A échéance 2025, il est probable que ce qui n’est encore qu’une recherche aujourd’hui deviennent réalité demain. Car l’enjeu des matériaux intelligents est un défi pour les prochaines années :
Avec ce nouveau matériau, la question de la mise en œuvre se pose naturellement. Comment cette matière polyvalente, résistante et légère peut-elle optimiser aussi le process de fabrication et de montage ? L’aéronautique utilise depuis longtemps les métiers à tisser comme ceux que l’on utilise dans l’industrie textile et qui permettent de tresser les fibres dans de multiples directions. Le tressage est par la suite enduit d’une résine qui assure la cohésion entre les fibres de manière à répartir les sollicitations mécaniques. L’innovation dans les matériaux se poursuit et avec elle émerge de nouvelles perspectives pour construire les bâtiments demain. Mais en 2025, ce sont les matériaux programmables qui deviendront probablement incontournables. A mémoire de forme, ils auront la capacité à enregistrer des données pouvant modifier leurs caractéristiques dans les différentes étapes, depuis la production jusqu’au montage. Ainsi, le tissage de ces fibres, réalisé par un robot, inclura aussi une transmission d’information de deux états : un état souple, pour enrouler le ruban et le transporter sur le chantier. Un état rigide, qui inclura les paramètres nécessaires pour que le ruban resitue la forme qui lui a été programmé. Et comme l’eau qui sous l’action d’une température négative passe de l’état liquide à solide, une énergie électrique appliquée au ruban permettra un passage entre l’état enroulé et l’état final. Bien sûr, l’opération sera réversible, permettant le démontage du bâtiment après l’événement.

Un dernier enjeu de cette matière réside dans la provenance même des fibres. Car si les matériaux composites sont aujourd’hui essentiellement constitués de carbone ou d’acier, l’impact environnemental doit être pris en compte dans le cycle de vie du pavillon. Et si l’on se réfère au premier tressage réalisé en bois, les fibres végétales comme la cellulose peuvent avoir un fort potentiel pour concurrencer les métaux, amener à disparaître à long terme.

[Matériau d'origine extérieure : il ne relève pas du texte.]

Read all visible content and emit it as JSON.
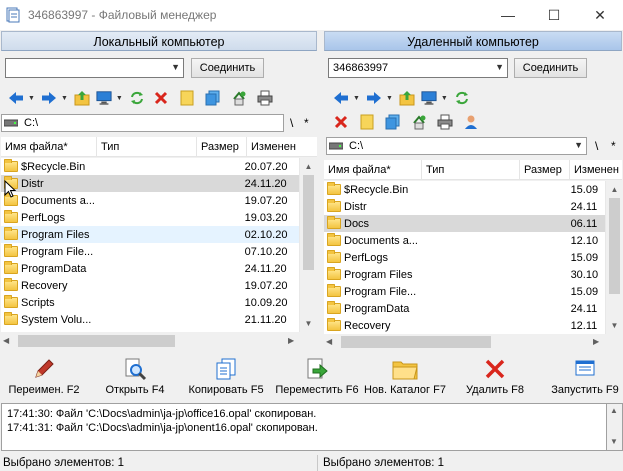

Après avoir mis en place une matière sur mesure, légère, résistante et rigide, à la fois structure et paroi, quelle pouvait être la forme architecturale qui démontre le mieux les potentiels de ce système ? Le ruban de Möbius, une surface réglée qui décrit une boucle fermée reste encore à l’état de maquette et n’a jamais pu être construit à grande échelle avec les matériaux contemporains. Le ruban léger, la fluidité des courbes et le faible impact sur le sol en font une œuvre architecturale intrigante, souple, que l’on traverse et que l’on parcourt entre les arbres du plateau de Saclay.
Le ruban en composite bio-sourcé programmable franchi l’espace et défi la pesanteur, il ouvre des vues sur le grand paysage et enveloppe les spectateurs dans une dynamique centrée sur le jardin central. La lumière pénètre généreusement. Les courbes sont réglées en fonction de l’orientation solaire pour minimiser les ombres portées du ruban. La matière, la structure ne forme plus qu’un, au service d’une forme qui traduit le potentiel de ce matériau bio sourcé programmable à absorber des géométries complexes et à provoquer un nouvel imaginaire.